Criou-se o metamodelo por meio da análise e comparação das falas dos participantes, que se desvelou por meio dos conceitos das categorias e subcategorias. As interações entre seus componentes foram fundamentais para elaboração do modelo proposto no estudo, de modo que essa estratégia permitiu identificar as palavras-chave descritas no modelo. As considerações finais desse estudo explicam, em síntese, esse metamodelo, de modo a evidenciar a percepção do aluno sobre o processo de ensino e aprendizagem em relação à disciplina de química.
Considerações Finais
A educação atual exige mudanças pedagógicas que favoreçam a qualidade do aprendizado, sendo focado no aluno e sua singularidade, levando também em consideração a sua história. Esse sistema favorece a construção de um saber crítico, envolvendo a compreensão do papel da sociedade na vida de cada aluno.
Estudar o processo de ensino e aprendizagem na perspectiva dos alunos permitiu desvendar uma visão bastante ampla dos vários aspectos da química e de todo o seu potencial de transformação. As questões que foram reveladas pelos diálogos dos participantes desta pesquisa mostraram que a química é vista com algo indispensável para compreender a vida, captando sua existência em todo o processo ao redor do mundo, a qual é conceituada como uma disciplina complexa. Nessa perspectiva, para compreender a disciplina de química é necessário familiarizar com sua linguagem e seus símbolos, sendo essencial que os conteúdos sejam substanciados no cotidiano de cada aluno para facilitar o entendimento de seus conceitos e aplicabilidade.
Dessa forma, parcerias com o professor e entre os alunos são fundamentais no processo de transformação do estudo da química, o qual envolve dedicação e esforço do aluno para assimilar os conteúdos ministrados em sala de aula e inclui criar estratégias de ensino diferente.
É interessante perceber que a simples transmissão de opiniões por parte dos alunos nem sempre é o aceitável para que ocorra a construção significativa da mudança de paradigmas em relação ao ensino. Porém, suas experiências e vivências devem ser levadas em consideração para a produção do conhecimento acerca do processo de ensino e aprendizagem na disciplina de química, de modo que sejam consolidadas estratégias que visem ao melhoramento do sistema de ensino.
É importante apontar também que essa transformação sugerida pelas falas dos alunos poderá acontecer naturalmente, contanto que os professores se empenhem em realizar o seu papel de transmissor do conhecimento e estimulador do processo ensino e aprendizagem. Assim, os discentes serão capacitados a apreender e compreender os fenômenos acerca do conhecimento de química, juntamente com os aspectos de sua vida, o que pode romper a barreira entre o aluno e professor. Essa ação pode melhorar também a capacidade de análise do aluno, juntamente com seu poder de contextualização, que pode ser refletido em sua comunicação social.

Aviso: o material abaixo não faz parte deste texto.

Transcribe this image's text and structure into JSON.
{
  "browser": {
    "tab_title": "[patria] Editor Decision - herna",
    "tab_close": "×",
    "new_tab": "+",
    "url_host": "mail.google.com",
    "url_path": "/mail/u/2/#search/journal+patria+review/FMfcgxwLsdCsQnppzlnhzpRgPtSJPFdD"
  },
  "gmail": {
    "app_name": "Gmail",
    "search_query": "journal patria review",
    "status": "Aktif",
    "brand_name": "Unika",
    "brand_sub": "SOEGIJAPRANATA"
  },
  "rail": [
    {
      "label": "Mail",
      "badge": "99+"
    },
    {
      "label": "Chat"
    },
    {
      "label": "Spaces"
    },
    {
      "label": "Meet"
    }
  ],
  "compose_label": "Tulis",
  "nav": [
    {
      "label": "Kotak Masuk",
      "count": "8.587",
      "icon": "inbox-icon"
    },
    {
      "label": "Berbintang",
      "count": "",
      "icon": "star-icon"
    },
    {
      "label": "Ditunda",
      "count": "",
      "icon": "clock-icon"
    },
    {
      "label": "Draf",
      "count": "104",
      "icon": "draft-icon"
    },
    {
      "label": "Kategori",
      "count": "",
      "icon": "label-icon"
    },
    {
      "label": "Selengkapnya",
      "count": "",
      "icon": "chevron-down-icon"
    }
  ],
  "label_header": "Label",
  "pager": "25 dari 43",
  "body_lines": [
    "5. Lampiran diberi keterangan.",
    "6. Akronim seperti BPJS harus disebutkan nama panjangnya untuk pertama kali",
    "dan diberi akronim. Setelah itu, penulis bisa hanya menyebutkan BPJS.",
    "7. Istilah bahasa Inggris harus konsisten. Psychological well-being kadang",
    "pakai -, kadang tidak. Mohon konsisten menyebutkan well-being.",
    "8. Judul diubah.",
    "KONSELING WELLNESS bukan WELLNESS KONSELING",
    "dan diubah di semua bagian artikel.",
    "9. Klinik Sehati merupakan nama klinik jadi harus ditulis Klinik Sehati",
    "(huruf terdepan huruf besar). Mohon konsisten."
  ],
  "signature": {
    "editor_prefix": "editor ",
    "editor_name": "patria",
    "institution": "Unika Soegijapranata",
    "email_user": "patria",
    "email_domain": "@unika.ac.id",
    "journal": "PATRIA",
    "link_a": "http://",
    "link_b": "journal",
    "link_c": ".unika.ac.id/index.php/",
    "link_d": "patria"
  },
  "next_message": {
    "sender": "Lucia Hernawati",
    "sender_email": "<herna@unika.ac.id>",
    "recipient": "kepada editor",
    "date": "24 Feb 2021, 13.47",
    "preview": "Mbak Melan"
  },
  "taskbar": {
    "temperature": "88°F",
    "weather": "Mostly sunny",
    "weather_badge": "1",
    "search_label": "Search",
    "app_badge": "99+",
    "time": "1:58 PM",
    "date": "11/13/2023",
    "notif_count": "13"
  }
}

Desse modo, os resultados deste estudo podem contribuir no aprimoramento das tendências às linhas pedagógicas na disciplina de química, que fornecerá subsídios para compreensão da visão dos alunos e criar estratégias que melhorarão o processo de ensino e aprendizagem na perspectiva desses alunos, favorecendo também a formação de novas diretivas à ação dos docentes.